Pole-dancing is no walk in the park as far as workouts go. In fact, lifting your entire body weight, spinning around on a pole, going upside down and discovering shoulder muscles you didn’t know existed is pretty much the polar opposite of a low-key Sunday park stroll.

I’ve found myself super brain dead on more than one occasion during the second hour of two back-to-back pole classes, barely able to focus, let alone lift myself into one more ‘Bat’. Major kudos to actual pole dancers who do this for a living working long shifts, because it’s freaking tiring.

So, what’s the key to not casually dying during pole? The answer, I’ve discovered, is snacks. I don’t mean a whole meal - most of us don’t want to eat a super intense bowl of pasta right before class. But if you don’t fuel up, you’re going to fade fast.


Simple carbs are prime, and the actual timing of your pre-pole snack is also key. 30-40 minutes before your pole class starts is perfect. Snacks will help give you energy and strength during your classes, and prevent you from overeating after class as your body desperately tries to restore your blood glucose levels. 


#1 Apple slices and almond butter

Two words: almond butter. One reaction: big mood. Sprinkle your slices with some cinnamon for added sweetness.

Dietary requirements: GF, vegetarian, vegan.


#2 Greek yoghurt sprinkled with nuts or granola, sweetened with agave nectar/coconut sugar/honey

The yoghurt and nuts pack some serious protein, and your sweetener of choice gives you a little sugar hit of energy to get you through endless chair spins.

Sugar has had a ton of bad dietary press these past few years, and I have to admit, a while ago I bought into the whole “sugar is bad for you” thing a little too hard and didn’t really appreciate what a necessary source of energy sugar actually is. If you’re practicing pole or dance and you start to feel a little out of it, tired but not from lack of sleep, or dazed – chances are you’re on a sugar low and you just literally won’t be able to do as much.
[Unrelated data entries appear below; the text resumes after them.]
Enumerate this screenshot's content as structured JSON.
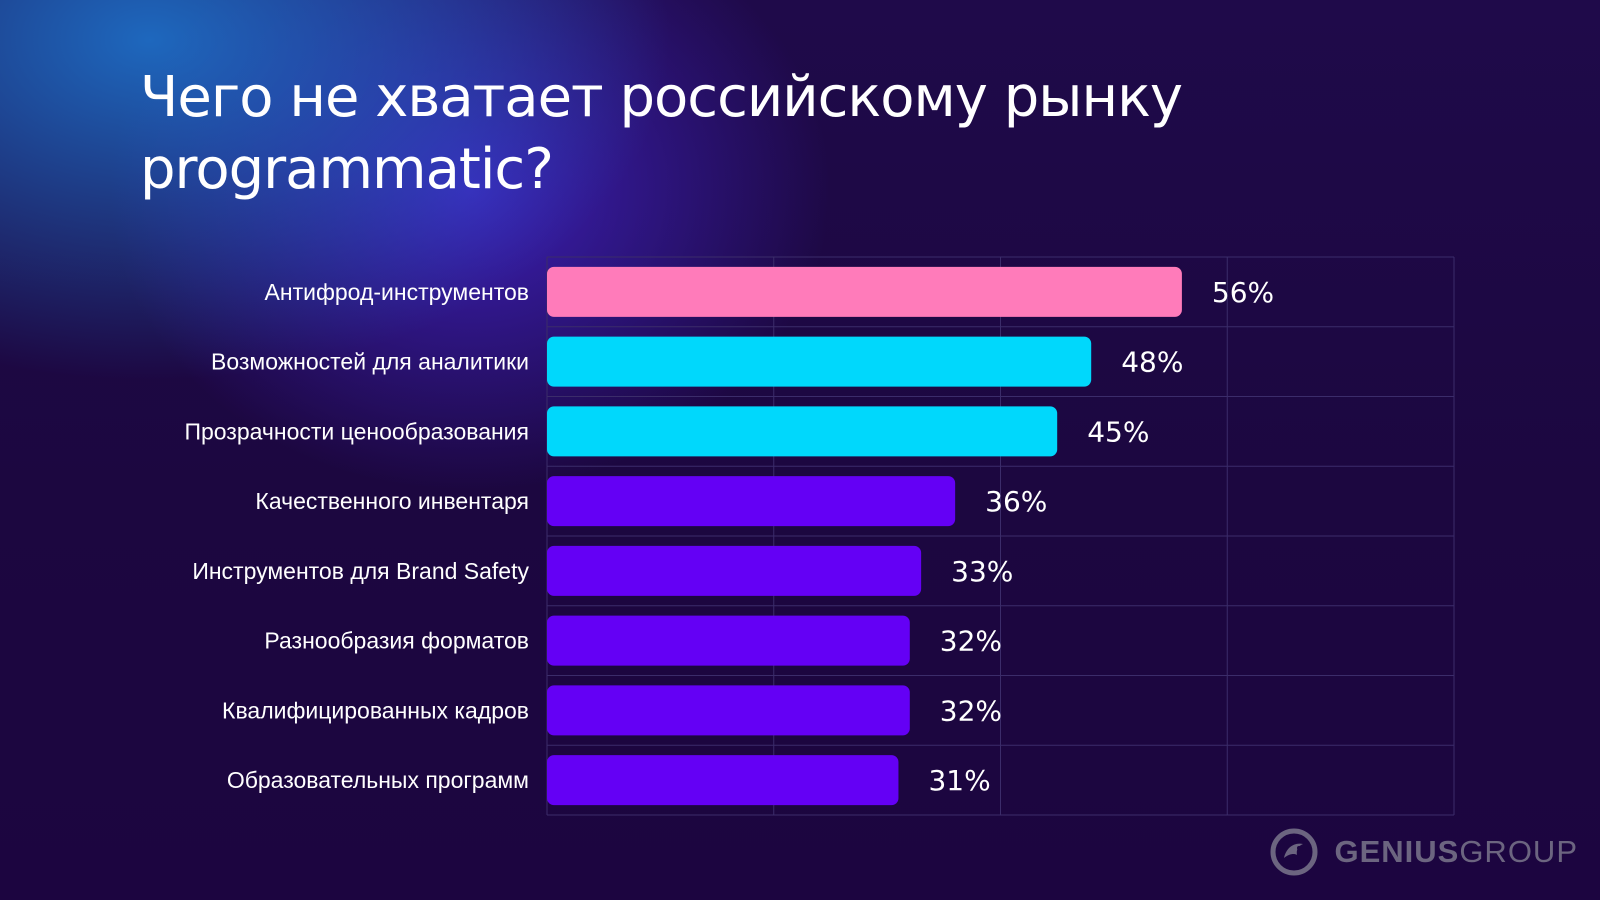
{
  "title": "Чего не хватает российскому рынку programmatic?",
  "logo": {
    "part1": "GENIUS",
    "part2": "GROUP",
    "icon": "bird-circle-icon"
  },
  "colors": {
    "pink": "#ff7bba",
    "cyan": "#00d8fc",
    "purple": "#6400f5",
    "grid": "#3b2c6a"
  },
  "chart_data": {
    "type": "bar",
    "orientation": "horizontal",
    "title": "Чего не хватает российскому рынку programmatic?",
    "xlabel": "",
    "ylabel": "",
    "xlim": [
      0,
      80
    ],
    "grid": true,
    "categories": [
      "Антифрод-инструментов",
      "Возможностей для аналитики",
      "Прозрачности ценообразования",
      "Качественного инвентаря",
      "Инструментов для Brand Safety",
      "Разнообразия форматов",
      "Квалифицированных кадров",
      "Образовательных программ"
    ],
    "values": [
      56,
      48,
      45,
      36,
      33,
      32,
      32,
      31
    ],
    "value_labels": [
      "56%",
      "48%",
      "45%",
      "36%",
      "33%",
      "32%",
      "32%",
      "31%"
    ],
    "bar_colors": [
      "#ff7bba",
      "#00d8fc",
      "#00d8fc",
      "#6400f5",
      "#6400f5",
      "#6400f5",
      "#6400f5",
      "#6400f5"
    ]
  }
}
Like all dietary choices, it’s ultimately down to what makes you feel good, but one thing I’ve learned through trial and error is that your body legit needs sugar, especially if you’re exercising.

Dietary requirements: GF, vegetarian.


#3 Crackers and hummus

Hummus is high in protein, and crackers are great because they don’t feel too heavy in your stomach when training.

Dietary requirements: GF available, vegetarian, vegan.


#4 A slice of toast with avocado

Pricey avocado smashes may have been wrongfully blamed for Sydney’s housing affordability crisis, but in my opinion, these squishy green babies are the best thing to ever happen to Australian breakfast cuisine.

Two slices of avo toast is a meal, one slice is prime for your pre-pole fuel sesh. Avocadoes are high in protein and fat, which makes them nice and filling – prime if you’re going to be dancing for a couple hours or more.

Dietary requirements: GF available, vegetarian, vegan.


#5 Blueberry banana protein smoothie

Blend one banana, a handful of frozen blueberries (cheaper than fresh and they make your smoothie nice and cold), a big dollop of Greek yoghurt, a couple ice cubes and however much almond milk you think you’ll need and voilà, you have a delicious smoothie. Add some lime for a refreshing zing if that’s your jam.

Feel free to add in any supplements or protein powder you like to take. I personally don’t, but I know other people swear by it, so as with life as with smoothies: you do you.

Dietary requirements: GF, vegetarian, for a vegan version swap yoghurt for coconut yoghurt.